Yes, that is what feathering T. rex is becoming! Once again I’m feeling the same as what was happening in the 80’s and 90’s when several madcaps like some of us confronted the hard core scientists that claimed they had the hard evidence for dinosaurs NOT being related to birds… after all we did not have any fossilised dinosaur with feathers… at least “dinosaur” by what was considered dinosaur in those days, a motley crew of reptiles unrelated to birds or at best distantly related to them (birds as we know were closer to crocodiles and all those “thecodonts” of old). Now I hear the same clamor: “we have the hard evidence that T. rex did not have feathers!”… and I answer: perhaps yes…or perhaps not, because even if we have minuscule scaly or bumpy patches (that I have the view they might have been even subcutaneous) of fossilised skin attributed to T. rex from rather dubious or indeterminate parts of the body, we do also have the fully feathered Dilong, Guanlong and notoriously the seven meter long Yutyrannus (admiteddly basal tyrannosaurs or proceratosaurs)… The genes of ancestors can manifest any time anywhere in the subsequent generations… so Evolution, albeit not fossilised skin, is on our side for the time being, at least in the shape of argument! Same as having Deinonychus and deducting it was an relative of Archaeopteryx, and it might have had feathers (even if we still don’t have hard evidence for them)… never mind, another raptor, the dog-sized Velociraptor was found with preserved knob marks of the feather quills on its arm bones.
Even Thomas Carr and his article on the distribution of scales in the head of Tyrannosaurus is telling me something different: look at Nature’s reconstruction.
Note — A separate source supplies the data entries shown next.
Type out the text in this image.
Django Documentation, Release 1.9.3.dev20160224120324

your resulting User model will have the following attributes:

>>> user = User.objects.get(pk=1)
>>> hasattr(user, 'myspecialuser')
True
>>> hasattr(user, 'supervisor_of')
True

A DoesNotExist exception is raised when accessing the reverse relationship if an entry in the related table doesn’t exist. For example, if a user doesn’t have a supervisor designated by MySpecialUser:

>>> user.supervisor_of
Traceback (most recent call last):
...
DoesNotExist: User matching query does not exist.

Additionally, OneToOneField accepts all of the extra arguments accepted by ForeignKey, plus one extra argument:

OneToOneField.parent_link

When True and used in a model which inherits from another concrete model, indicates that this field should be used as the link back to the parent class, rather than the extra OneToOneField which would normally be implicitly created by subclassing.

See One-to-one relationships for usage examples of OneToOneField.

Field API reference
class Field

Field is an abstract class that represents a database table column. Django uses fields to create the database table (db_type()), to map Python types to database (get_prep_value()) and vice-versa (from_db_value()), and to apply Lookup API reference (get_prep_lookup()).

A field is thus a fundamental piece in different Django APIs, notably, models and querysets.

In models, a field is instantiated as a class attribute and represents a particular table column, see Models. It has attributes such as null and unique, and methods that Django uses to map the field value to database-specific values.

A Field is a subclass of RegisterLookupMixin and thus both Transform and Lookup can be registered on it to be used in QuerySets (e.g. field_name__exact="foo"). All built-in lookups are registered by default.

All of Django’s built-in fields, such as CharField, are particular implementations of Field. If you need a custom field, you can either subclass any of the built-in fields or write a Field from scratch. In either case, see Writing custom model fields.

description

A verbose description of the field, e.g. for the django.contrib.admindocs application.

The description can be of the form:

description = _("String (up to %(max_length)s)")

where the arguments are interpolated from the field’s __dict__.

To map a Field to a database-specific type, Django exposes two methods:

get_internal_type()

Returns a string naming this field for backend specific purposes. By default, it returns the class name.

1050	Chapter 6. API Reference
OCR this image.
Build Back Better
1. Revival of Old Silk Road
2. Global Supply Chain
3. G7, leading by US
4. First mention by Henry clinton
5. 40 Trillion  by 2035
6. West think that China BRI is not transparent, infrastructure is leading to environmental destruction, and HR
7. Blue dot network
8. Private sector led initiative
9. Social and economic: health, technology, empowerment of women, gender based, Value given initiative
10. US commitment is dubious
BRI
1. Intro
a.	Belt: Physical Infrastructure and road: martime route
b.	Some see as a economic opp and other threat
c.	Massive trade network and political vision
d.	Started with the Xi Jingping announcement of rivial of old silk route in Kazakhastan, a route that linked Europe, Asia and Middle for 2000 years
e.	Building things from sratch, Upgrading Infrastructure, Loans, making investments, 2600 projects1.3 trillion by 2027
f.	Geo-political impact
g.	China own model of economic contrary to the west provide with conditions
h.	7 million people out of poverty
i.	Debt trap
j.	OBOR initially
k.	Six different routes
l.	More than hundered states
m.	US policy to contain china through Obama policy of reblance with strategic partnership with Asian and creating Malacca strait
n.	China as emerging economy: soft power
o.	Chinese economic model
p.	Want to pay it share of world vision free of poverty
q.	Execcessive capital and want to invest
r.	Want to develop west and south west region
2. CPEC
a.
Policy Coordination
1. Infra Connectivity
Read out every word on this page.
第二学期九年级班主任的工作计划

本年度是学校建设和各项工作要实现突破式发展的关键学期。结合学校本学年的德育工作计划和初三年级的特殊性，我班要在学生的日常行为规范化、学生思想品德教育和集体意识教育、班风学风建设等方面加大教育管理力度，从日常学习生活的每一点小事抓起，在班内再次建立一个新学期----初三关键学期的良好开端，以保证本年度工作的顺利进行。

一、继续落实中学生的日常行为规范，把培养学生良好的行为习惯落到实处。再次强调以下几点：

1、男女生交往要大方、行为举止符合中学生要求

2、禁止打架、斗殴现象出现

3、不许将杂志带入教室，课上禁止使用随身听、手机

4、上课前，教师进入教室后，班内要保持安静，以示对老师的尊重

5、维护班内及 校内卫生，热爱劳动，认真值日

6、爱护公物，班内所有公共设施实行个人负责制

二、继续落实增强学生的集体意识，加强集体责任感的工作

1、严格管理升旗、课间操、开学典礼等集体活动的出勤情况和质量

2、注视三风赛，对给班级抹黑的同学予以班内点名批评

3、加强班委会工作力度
There’s a clear delimitation, a sharp contrast in what the snout scars on the bone is telling us about external integument . The reconstruction shows two very differentiated types of scales… while I interpret it in a different way: scaly “crocodilian” snout sharply limited by the possible protofeathery rest of the head. Raise eyebrows? Certainly…
Imagination overriding evidence? Dr. Bob Bakker knows a thing or two about predicting and imagining… if not he wouldn’t have asked me to do T. rex feathered for The Big Golden Book Of Dinosaurs, since at the same time he was sending me pictures of the pebbly skin of the famous “Wyrex“… He knew about those minuscule patches of tyrannosaur skin… and it didn’t deter him!
So… I’m still inclined to reconstruct T. rex with protofeathery stuff… will time prove me right or wrong? Or is it a non-issue like some have argued? Some have even betted that we, the feathery tyrannosaur people, will be notoriously vanquished at the end. It sounds just as childish as what happened in the 90’s… let’s see who “wins” at the end… but I can tell you that science will always be a winner in these discussions, no matter how childish they might be. For more on that please have a look at Thom Holtz view in this article
http://www.eartharchives.org/articles/is-the-tyrannosaur-feather-debate-really-over/
And yes, you guess it, the new artwork featured here is another of my exercises over a classic picture I found in the net… I love to work right on top of mounted skeletons and bring them to life! You can almost hear the crunch of the chance bite of Tyrannosaurus rex over these Triceratops horns!
And I leave you with some volcanic explosions to lighten your day!